Es gibt eine schmale, felsige Zunge, auf der man sicher ein Zelt aufbauen kann.

Noch einmal musste ich Google zur Vorbereitung heranziehen: "Biber beißt Frau im Vinterviken". Das war im letzten Sommer ein großes Gesprächsthema in Örnsberg. Genau dort, wo wir losschwimmen wollten, war eine Frau aus Stockholm von einem Biber in den Oberschenkel gebissen worden. "Ich bekam einen Schock und fing an zu schreien", berichtete die Frau der schwedischen Zeitung Aftonbladet. Hausiert der Biber vielleicht immer noch an der Stelle? Im Internet bekomme ich keine Antwort. Nur weitere Informationen: Im gleichen Sommer wurden einige Paddler in der Nähe von Rotholmen von einer Weißwangengans attackiert. Unser Vorhaben wird uns vielleicht nicht direkt eine Mitgliedschaft im "The Explorers Club" bringen, aber vielleicht haben wir ja Chancen auf den Titel "Abenteuer des Jahres in Örnsberg"?

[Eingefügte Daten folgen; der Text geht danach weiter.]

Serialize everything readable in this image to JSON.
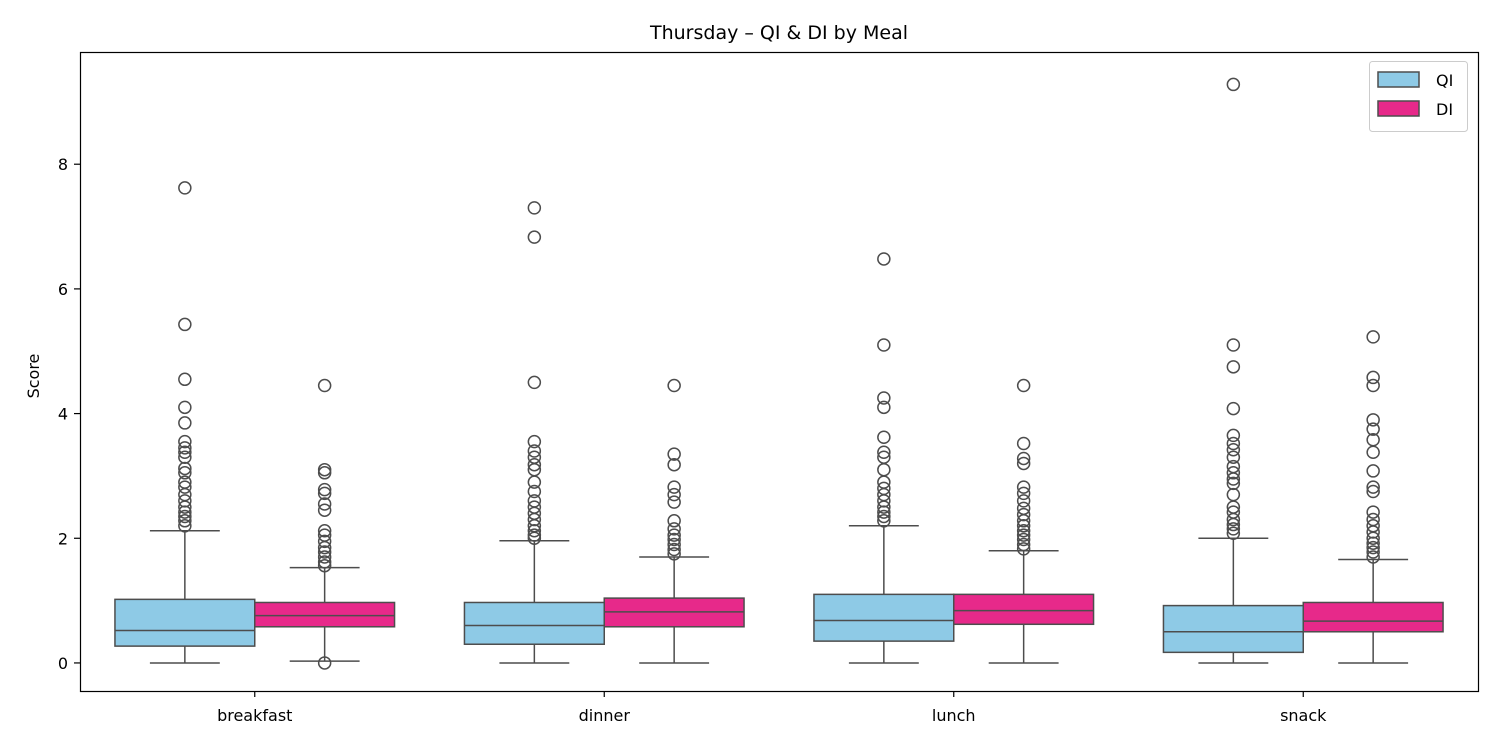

Erschienen im Skandinavien-Magazin "NORR", Sommer 2017 © NORR

Doch dann kommen uns zwei Dinge in die Quere: die Arbeit und das Wetter. Die Wochen verstreichen. Auf einmal ist es schon recht herbstlich – und nachts nur noch zehn Grad. Nach einem kurzen Probeschwimmen im Mälaren ist mir hinterher mindestens eine halbe Stunde lang ziemlich kalt. Doch schließlich treffen wir eine Entscheidung: "Wir halten uns den Zeitraum ab nächsten Freitag bis einschließlich Dienstag frei. Da muss doch mal irgendwann 24 Stunden Regenpause sein." Und am ersten Freitag im September ist es dann tatsächlich so weit.

Die Sache mit dem Zelt

Weit draußen sehe ich, wie Kristofer und Jacqueline angehalten haben und auf mich warten. Sie tun mir aufrichtig leid und ich schwimme so schnell ich kann. Ab und zu kontrolliere ich den bis zum Bersten gefüllten Packsack. Wenn dort Wasser eindringt, fängt er sofort an zu sinken. Nach zehn bis fünfzehn Minuten im Wasser habe ich die beiden eingeholt. Sie sind nicht gerade in allerbester Stimmung – und frieren tun sie auch. Wir umrunden die Insel gegen den Uhrzeigersinn und erreichen die kleine Landzunge, auf der wir unser Lager aufschlagen wollen. "Kristofer und ich waren 17 Minuten im Wasser", stellt Jacqueline fest.